Дом стоял на вершине холма. Мэтту всегда нравился вид, открывавшийся со склона. Он указал на восток, где над десятком темных крыш возвышался поросший пихтами хребет. Макушки деревьев будто цеплялись за звезды.
– Вон там должно быть видно.
– Многие из нас напуганы последними событиями, – вещал президент. – Мне докладывают о беспорядках и мародерстве. Возможно, это естественная реакция, но она не делает чести нашему обществу. Наш народ всегда был сильным и здравомыслящим. Мы стойко пережили Перл-Харбор и Булл-Ран[2], и отчаиваться сейчас нелепо, не по-американски…
«Однако в Перл-Харборе уничтожили изрядную часть Тихоокеанского флота, а при Булл-Ран армия Севера в панике бежала», – подумал Мэтт.
В любом случае сейчас никакой войны не было. Было нечто иное, доселе неведомое.

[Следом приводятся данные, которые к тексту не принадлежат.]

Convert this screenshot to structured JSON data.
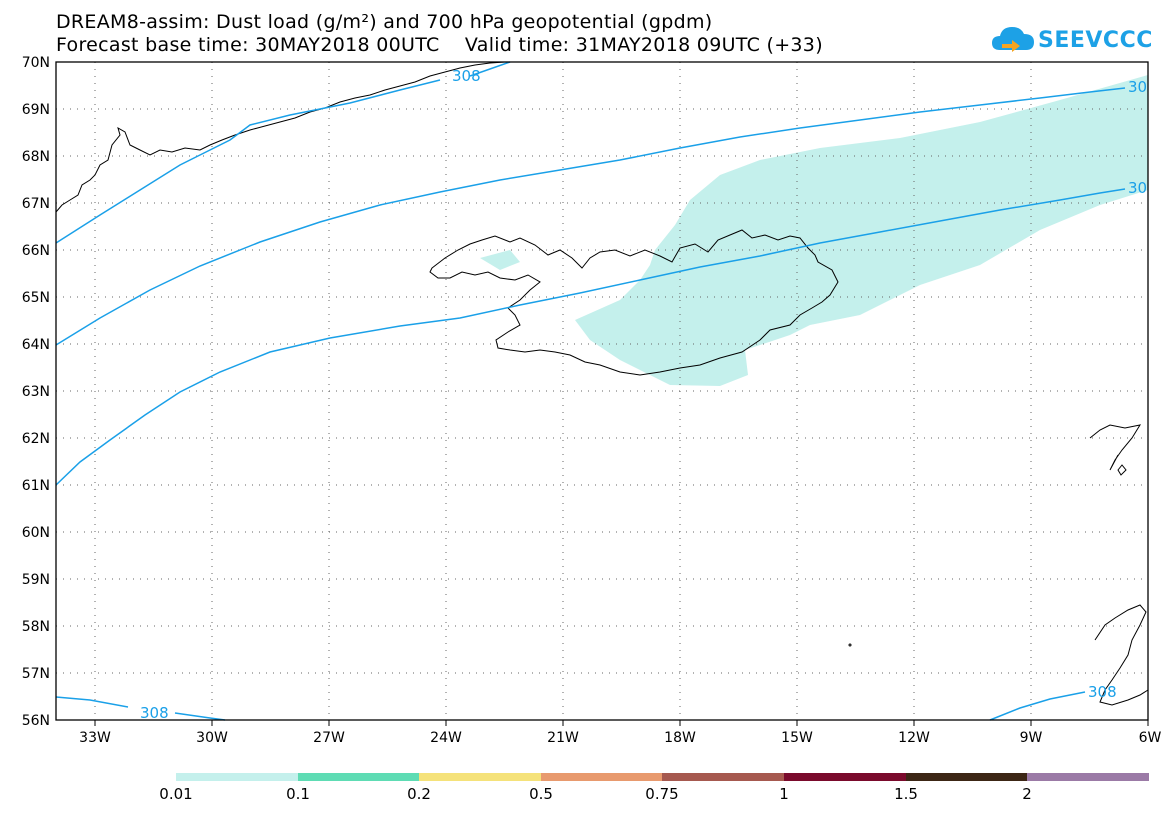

Рэйчел крепко прижалась к нему.
– Страшно? – спросил он.
Она кивнула.
– Ничего. Всем немного страшно.
Она вцепилась в его руку, и Мэтт почувствовал прилив злости.
«Черт тебя побери, – мысленно обратился он к пустому небу. – Не смей, черт побери, пугать мою дочь».
Под весенними звездами голос президента звучал громко и непривычно.
– Наши ученые доказали, что с момента зарождения жизни на этой планете мы прошли долгий эволюционный путь. Наши гости, кем бы они ни были, наверняка тоже его прошли. Вероятно, мы выглядим для них настолько же необычно, как они – для нас. А может, и нет. Возможно, они считают нас сородичами. Дальними родственниками. Быть может, очень дальними, но не чужими. Надеюсь, что это так.
«Откуда тебе знать?» – подумал Мэтт.
Предположение было благонамеренным, оптимистичным, но на самом деле никто ничего не знал.